It’s been weeks since the fire, and the Times Dispatch’s Bill Lohmann has a good report on the aftermath:
An excerpt:
“A lot of happy days in this store,” said Jean Carter, as we stepped around piles of charred debris with the help of a portable lamp.
Carter’s family owned and operated the small store on Idlewood Avenue in Oregon Hill for almost 70 years until they closed it in 1993, advancing age and a drop-off in business leaving them little choice. Since then, the family has used the building for storage.
On the night of March 6, Carter, who lives in the house, as she always has, at the other end of the backyard from the store, heard sirens that sounded ominously close. She raised the shade on her kitchen window and saw flames shooting from the back of the store and into the top of a nearby tree.
The cause of the fire is still under investigation, but it apparently started in a shed in the next yard and spread to the store. The fire became so hot it melted the siding on a house across the alley.
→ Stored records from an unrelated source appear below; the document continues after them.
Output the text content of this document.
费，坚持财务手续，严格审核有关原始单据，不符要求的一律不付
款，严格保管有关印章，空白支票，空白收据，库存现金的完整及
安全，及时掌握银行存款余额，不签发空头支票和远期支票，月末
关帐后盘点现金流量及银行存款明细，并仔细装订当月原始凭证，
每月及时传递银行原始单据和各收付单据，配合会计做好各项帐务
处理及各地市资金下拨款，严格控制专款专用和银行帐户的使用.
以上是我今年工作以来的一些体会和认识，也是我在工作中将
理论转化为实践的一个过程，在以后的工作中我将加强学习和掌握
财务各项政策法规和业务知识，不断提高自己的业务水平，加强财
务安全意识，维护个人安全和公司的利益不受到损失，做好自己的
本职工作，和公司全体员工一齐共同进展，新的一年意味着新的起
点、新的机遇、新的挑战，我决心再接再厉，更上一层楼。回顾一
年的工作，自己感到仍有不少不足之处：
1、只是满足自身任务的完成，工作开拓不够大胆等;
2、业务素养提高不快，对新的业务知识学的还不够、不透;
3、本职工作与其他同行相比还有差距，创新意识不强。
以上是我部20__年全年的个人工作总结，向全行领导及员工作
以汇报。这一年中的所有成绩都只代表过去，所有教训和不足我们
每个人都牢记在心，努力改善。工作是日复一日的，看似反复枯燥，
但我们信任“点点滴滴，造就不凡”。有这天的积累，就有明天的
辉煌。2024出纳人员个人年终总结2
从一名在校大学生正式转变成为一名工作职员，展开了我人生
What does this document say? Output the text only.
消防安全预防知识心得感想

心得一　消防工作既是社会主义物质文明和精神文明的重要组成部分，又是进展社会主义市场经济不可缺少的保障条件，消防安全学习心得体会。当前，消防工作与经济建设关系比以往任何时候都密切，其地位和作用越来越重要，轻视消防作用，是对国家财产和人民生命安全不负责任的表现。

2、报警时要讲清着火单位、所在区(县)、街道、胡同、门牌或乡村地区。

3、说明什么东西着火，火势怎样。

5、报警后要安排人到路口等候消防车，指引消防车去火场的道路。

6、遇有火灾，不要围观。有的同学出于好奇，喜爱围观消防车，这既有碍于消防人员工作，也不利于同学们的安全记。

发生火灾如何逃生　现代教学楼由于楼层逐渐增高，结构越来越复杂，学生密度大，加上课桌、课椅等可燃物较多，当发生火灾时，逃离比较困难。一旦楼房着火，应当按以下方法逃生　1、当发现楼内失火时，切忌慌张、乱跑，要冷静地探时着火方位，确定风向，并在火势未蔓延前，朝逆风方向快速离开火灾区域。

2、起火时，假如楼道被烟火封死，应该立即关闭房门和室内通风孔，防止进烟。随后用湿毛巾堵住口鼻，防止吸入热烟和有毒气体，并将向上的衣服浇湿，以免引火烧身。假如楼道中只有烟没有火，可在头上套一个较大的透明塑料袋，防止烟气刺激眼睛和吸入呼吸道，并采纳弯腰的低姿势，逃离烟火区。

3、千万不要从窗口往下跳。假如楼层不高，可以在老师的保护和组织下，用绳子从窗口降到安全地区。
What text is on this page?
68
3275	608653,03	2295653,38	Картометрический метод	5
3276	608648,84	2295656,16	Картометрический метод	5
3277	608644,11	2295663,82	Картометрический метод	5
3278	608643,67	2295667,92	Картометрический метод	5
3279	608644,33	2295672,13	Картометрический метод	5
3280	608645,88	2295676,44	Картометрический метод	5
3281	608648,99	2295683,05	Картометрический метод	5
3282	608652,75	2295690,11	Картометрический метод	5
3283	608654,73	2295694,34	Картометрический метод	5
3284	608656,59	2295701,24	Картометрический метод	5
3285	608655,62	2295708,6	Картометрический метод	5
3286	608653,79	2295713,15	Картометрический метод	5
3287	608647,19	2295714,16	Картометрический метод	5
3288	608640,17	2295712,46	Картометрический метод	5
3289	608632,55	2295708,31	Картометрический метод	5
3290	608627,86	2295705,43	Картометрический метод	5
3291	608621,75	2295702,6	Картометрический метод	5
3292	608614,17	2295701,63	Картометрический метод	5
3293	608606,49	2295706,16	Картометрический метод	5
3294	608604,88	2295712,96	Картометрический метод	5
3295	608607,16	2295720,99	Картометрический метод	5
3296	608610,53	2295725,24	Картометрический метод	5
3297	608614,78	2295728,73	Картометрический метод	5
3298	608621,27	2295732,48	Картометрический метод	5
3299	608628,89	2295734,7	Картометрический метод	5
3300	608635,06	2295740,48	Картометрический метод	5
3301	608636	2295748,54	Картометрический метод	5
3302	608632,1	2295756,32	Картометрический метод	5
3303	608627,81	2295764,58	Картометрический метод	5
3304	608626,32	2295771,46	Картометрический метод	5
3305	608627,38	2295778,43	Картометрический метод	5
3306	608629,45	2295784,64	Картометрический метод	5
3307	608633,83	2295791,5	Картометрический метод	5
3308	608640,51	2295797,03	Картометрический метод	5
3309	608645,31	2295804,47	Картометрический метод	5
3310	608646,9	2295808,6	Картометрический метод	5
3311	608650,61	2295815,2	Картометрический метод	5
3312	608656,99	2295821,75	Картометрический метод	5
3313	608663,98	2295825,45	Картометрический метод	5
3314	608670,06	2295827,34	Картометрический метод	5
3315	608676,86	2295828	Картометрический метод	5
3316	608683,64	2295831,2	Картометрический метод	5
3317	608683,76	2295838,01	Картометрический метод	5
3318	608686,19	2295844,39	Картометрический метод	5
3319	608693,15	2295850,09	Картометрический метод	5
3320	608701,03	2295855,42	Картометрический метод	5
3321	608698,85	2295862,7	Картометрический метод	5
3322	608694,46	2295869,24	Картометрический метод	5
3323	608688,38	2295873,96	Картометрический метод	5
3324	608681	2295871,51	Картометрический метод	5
No one was injured, but the store was damaged beyond repair, so it will have to come down, said Carter and Jim Poe, a longtime family friend and contractor who will oversee the demolition.
“It was like home,” said Carter, who was a baby when her parents opened the store in 1926 and who worked there as a child and off and on through the years. “People in the neighborhood would come in and buy … and sit and talk. It was just a friendly place.
“I’ve tried to keep going,” she said, her voice breaking, “but it’s my life.”
Though the store hasn’t been open for almost 20 years, those of a certain age in Oregon Hill remember it fondly and can scarcely imagine the corrugated metal building gone from Idlewood.